La atmósfera cambió inmediatamente, vinieron a estrechar la mano a Vladislav, las posturas se volvieron acogedoras, y Danica, que parecía dulce como su nombre, los instaló al instante para comer, eran las doce y media. Había burecis de cerdo, anunció poniendo una jarra de vino blanco en la mesa.

– Es Smederevka, desconocido pero muy bueno -dijo Vladislav llenando los vasos-. ¿Cómo piensa hacer para encontrar el rastro de su Vaudel? ¿Enseñando su foto por todas partes? Fatal. Aquí, como en cualquier sitio, no gustan los curiosos, los policías, los periodistas, los investigadores. Habría que encontrar otra solución. Pero aquí tampoco gustan los historiadores, los videastas, los sociólogos, los pirados y los etnólogos.

– Eso es bastante gente. ¿Por qué no quieren curiosos? ¿Por la guerra?

– No, porque los curiosos hacen preguntas, y no quieren más preguntas. Quieren vivir de otra manera. Salvo él -dijo señalando a un hombre mayor que acababa de entrar-. Sólo él se atreve a soplar la llama.

Con semblante feliz, Vladislav cruzó la sala, agarró al recién llegado por los hombros.

– ¡Arandjel! -dijo con voz fuerte-. To sam ja! Slavko unuk! Zar me ne poznaješ?

El anciano, muy bajito, enjuto y algo sucio, se echó atrás para examinar a Vladislav y lo estrechó entre sus brazos explicando con gestos que había crecido mucho, que la última vez era así de pequeño.

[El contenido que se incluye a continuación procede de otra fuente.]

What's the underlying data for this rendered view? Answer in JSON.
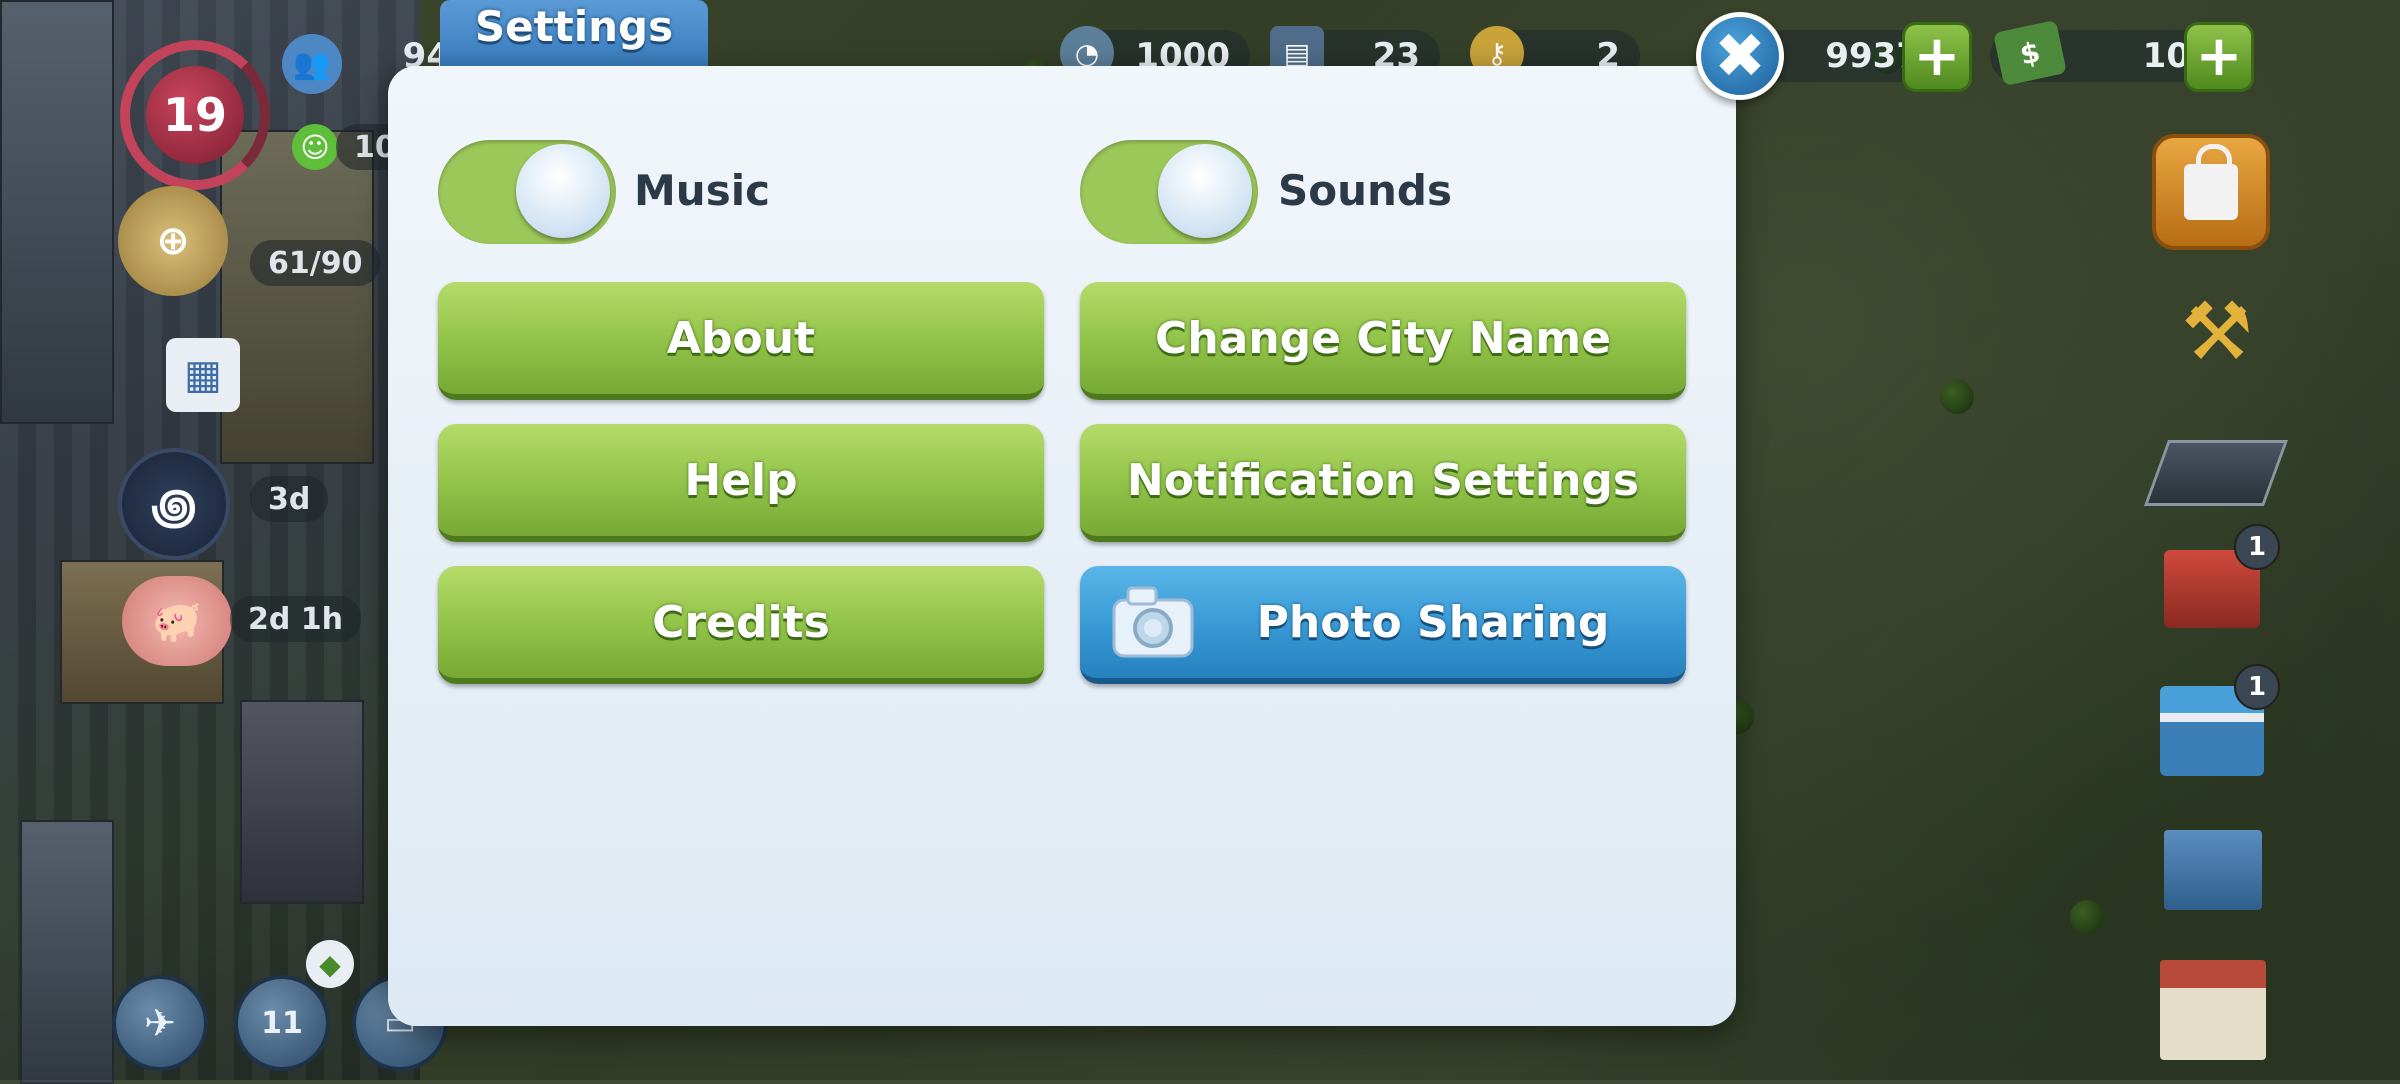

– Ve que tengo un amigo extranjero, no quiere molestar -explicó Vladislav sentándose de nuevo, con las mejillas incendiadas-. Arandjel era el gran amigo de mi Dedo. No temían nada, ni uno ni otro.

– Voy a salir a caminar -dijo Adamsberg al acabar el postre, unas bolas dulces cuyos componentes no identificaba.

– Primero tome el café, u ofenderá a Danica. ¿Por dónde piensa ir a caminar?

– Hacia el bosque.

– No, no les gustará. Vaya mejor a la orilla del río, es más natural. Me harán preguntas. ¿Qué les decimos? No puedo decir que es usted policía, imposible, eso aquí hunde a cualquiera.

– Eso hunde a cualquiera en todas partes. Dígales que he sufrido un shock psicoemocional y que me han recomendado un lugar tranquilo.

– ¿Y por eso ha venido hasta aquí? ¿A Serbia?

– Digamos que mi baba había conocido a su dedo.

Vlad se encogió de hombros. Adamsberg ingirió su kaa de un trago y sacó un bolígrafo del bolsillo.

– Vlad, ¿cómo se dice «hola», «gracias», «francés»?

– «Dobro veče», «hvala», «francuz».

Adamsberg se lo hizo repetir y escribió las palabras a su manera en el dorso de su mano.

– No hacia el bosque -repitió Vladislav.

– Ya lo he entendido.

El joven lo miró alejarse antes de hacer una seña a Arandjel indicando que la vía estaba libre.

– Ha sufrido un shock psicoemocional, necesita caminar a orillas del Danubio. Es amigo de un amigo de Dedo.

Arandjel deslizó hacia Vladislav un vasito de rakija. Danica miró al extranjero alejarse solo, con expresión un tanto inquieta.